Now each of those issues have become near-debacles, plus Benghazi plus Ukraine plus the Senkaku Islands plus resurgent Al-Qaeda plus the failure of the Trans-Pacific Partnership. Also, with all our awesome technology, we can’t find a missing jumbo jet, a mass murderer named Joseph Kony, or 300 kidnapped schoolgirls. It’s kinda like we’re stuck in that summer of the BP oil spill, where the oil just keeps coming and coming and coming. “We’re working on it!” is what we hear. I’m sure all us oil-soaked seafowl are very reassured.

The right loves to call Obama’s foreign policy “feckless.” For Glenn Greenwald, it’s closer to reckless. As someone between these two partisan poles, I don’t really feel like applying an “eckless” adjective. I mean, Hillary Clinton and John Kerry, our two most recent Secretaries of State, were and are trying, but that’s not enough. And that brings up another reason I write about foreign policy today: populism can often be misunderstood by strident leftists and rightists as a sort of mushy moderate middle ground. Well, as Obama’s speech this week made clear, he’s in the middle ground, but there’s hardly much populist about his policies. For example, the proposed Trans-Pacific Partnership is a moderate, NAFTA-like sop to corporations, but does nothing notable for ordinary people. (Well, at least, I’m guessing that’s why Obama won’t fill us in on the details.)

What would a populist foreign policy look like? Let’s say that it starts with the support of at least 51% of Americans. When possible, it would also command the support of 51% of the world’s citizens. (Uh, this isn’t about a one-world government. This is about increasing our “soft power,” so that we don’t have to do everything with “hard power.” That was one sentiment Obama got right this week.) A peace agreement with Iran? Sure. Two-state solution in the Holy Land? Heck, why not. A general military drawdown around the world accompanied by vigorous rhetorical defense of international institutions like the UN, NATO, even Doctors Without Borders and Amnesty International? You’d be surprised; if we meant it, people would love it.

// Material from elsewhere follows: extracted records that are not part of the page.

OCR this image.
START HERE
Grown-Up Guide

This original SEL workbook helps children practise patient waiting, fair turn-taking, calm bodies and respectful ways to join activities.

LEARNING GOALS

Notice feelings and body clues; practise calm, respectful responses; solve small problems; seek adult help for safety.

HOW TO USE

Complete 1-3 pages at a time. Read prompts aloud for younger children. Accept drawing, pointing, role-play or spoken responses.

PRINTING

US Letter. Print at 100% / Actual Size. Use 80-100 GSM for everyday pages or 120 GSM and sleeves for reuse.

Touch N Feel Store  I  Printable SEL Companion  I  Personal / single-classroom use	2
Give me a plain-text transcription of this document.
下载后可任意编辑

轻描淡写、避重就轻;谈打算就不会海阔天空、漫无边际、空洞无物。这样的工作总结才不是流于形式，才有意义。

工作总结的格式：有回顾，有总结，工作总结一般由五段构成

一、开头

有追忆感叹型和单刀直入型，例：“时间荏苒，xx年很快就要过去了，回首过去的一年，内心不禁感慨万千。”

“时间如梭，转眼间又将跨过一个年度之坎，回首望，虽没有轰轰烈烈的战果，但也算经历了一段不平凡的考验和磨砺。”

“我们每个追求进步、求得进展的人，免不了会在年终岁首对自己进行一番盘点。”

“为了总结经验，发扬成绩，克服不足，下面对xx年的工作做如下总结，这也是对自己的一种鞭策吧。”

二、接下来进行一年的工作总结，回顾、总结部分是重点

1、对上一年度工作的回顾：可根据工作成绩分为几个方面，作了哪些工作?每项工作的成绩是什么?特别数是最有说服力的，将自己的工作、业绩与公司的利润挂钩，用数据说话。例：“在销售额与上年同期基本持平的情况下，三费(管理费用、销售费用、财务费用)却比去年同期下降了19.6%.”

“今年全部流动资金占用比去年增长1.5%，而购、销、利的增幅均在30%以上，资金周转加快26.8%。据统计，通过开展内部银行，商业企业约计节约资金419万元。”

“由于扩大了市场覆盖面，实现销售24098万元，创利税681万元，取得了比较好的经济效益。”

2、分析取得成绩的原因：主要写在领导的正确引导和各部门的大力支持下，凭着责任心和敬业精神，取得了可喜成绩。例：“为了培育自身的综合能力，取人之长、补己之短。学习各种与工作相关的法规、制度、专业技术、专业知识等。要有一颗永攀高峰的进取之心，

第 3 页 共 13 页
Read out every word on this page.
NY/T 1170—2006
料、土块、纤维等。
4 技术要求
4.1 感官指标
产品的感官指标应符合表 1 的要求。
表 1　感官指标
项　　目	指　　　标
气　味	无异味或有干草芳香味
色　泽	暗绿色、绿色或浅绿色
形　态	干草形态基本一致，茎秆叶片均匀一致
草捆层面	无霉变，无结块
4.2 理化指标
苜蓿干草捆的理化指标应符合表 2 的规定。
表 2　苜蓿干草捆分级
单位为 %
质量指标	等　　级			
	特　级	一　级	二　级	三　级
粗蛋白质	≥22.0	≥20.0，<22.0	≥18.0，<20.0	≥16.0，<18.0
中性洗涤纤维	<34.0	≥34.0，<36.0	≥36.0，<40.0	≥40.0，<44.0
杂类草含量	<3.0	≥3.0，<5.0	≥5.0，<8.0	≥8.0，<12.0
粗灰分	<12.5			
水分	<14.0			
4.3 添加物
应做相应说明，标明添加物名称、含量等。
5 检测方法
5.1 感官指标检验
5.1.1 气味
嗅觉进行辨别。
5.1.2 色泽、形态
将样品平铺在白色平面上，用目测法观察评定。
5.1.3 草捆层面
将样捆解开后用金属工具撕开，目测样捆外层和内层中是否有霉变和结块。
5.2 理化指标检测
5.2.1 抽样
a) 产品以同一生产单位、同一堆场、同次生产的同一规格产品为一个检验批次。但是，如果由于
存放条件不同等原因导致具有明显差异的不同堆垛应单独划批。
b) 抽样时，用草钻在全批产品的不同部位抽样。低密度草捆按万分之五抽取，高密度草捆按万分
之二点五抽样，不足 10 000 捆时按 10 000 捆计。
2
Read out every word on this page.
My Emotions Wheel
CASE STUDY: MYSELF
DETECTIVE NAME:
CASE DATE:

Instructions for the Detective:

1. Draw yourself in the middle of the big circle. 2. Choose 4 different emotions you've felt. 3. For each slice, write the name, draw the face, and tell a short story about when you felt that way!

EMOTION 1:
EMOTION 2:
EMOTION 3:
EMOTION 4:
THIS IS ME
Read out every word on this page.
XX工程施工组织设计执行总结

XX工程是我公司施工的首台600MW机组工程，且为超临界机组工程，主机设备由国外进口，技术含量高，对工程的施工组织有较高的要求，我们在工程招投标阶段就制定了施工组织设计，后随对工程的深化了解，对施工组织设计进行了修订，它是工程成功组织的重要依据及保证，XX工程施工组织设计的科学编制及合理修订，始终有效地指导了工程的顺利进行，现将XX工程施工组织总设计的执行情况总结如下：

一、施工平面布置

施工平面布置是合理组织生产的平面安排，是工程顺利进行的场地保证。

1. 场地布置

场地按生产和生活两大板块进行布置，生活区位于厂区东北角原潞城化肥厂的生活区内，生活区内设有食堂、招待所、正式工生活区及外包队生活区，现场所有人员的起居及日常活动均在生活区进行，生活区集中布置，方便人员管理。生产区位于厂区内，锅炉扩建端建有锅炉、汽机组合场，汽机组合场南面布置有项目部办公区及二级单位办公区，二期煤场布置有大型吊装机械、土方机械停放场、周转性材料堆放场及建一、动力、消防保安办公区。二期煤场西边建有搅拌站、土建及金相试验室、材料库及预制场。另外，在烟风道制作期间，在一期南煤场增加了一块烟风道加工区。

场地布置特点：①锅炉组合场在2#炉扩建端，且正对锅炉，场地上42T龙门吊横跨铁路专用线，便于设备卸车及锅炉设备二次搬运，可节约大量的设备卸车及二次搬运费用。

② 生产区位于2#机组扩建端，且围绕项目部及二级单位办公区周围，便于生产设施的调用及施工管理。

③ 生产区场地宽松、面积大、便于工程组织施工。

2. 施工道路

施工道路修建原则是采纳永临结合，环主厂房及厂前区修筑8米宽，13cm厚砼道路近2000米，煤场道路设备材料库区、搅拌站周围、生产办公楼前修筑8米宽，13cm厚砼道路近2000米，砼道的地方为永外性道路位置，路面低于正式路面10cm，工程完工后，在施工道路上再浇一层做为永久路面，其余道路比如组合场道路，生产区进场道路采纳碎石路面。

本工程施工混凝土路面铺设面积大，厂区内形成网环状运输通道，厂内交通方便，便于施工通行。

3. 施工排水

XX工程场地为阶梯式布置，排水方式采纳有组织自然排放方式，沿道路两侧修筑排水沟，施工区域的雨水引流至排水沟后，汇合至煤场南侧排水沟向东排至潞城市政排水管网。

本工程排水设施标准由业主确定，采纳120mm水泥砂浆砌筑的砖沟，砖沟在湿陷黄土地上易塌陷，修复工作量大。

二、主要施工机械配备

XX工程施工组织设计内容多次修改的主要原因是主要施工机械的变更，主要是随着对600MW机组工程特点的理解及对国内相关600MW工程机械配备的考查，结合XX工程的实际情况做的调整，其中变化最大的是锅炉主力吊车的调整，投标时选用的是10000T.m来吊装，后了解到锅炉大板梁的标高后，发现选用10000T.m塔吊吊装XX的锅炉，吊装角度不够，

A future populist president would lead us from behind like gangbusters in the Washington-Jordan tradition.

Let me suggest something so overwhelming popular that our mainstream press won’t even contemplate it. I can summarize a populist foreign policy in one word: bribery. There are two kinds of problems in the world, in our country, in your house: those that can be solved with money, and those that can’t. The second group tends to involve a lot of awkward emotions. Speaking of emotions, if you don’t want to get upset, do not research how much of your taxes are being spent on obsolete and impractical programs in our military. But see, I follow news. Asking politicians to make real dents in our military budget is like asking Disney to stop making cartoons. Instead, how about redirecting funds? In terms of goodie bags, let’s treat our favorite leaders like we already treat whoever (and I mean whoever) is leading Israel and Afghanistan, only with strings attached for hard-working Americans. The more American jobs those leaders support (you know, by closing sweatshops that reduce American competitiveness), the more cash they get. The funny thing is that we have the money; we just find bribery distasteful, while gunboat diplomacy is apparently almost as tasteful as drone attacks. Enough already; the “Sue” in “Sue for peace” shouldn’t be a boy named Sue. Stop the kills, start the kickbacks. In the Game of Thrones books, coin currency is also called dragons. It’s time to unleash our hidden dragons.

Or: we ride out these next 2 ½ years as a crouching tapir.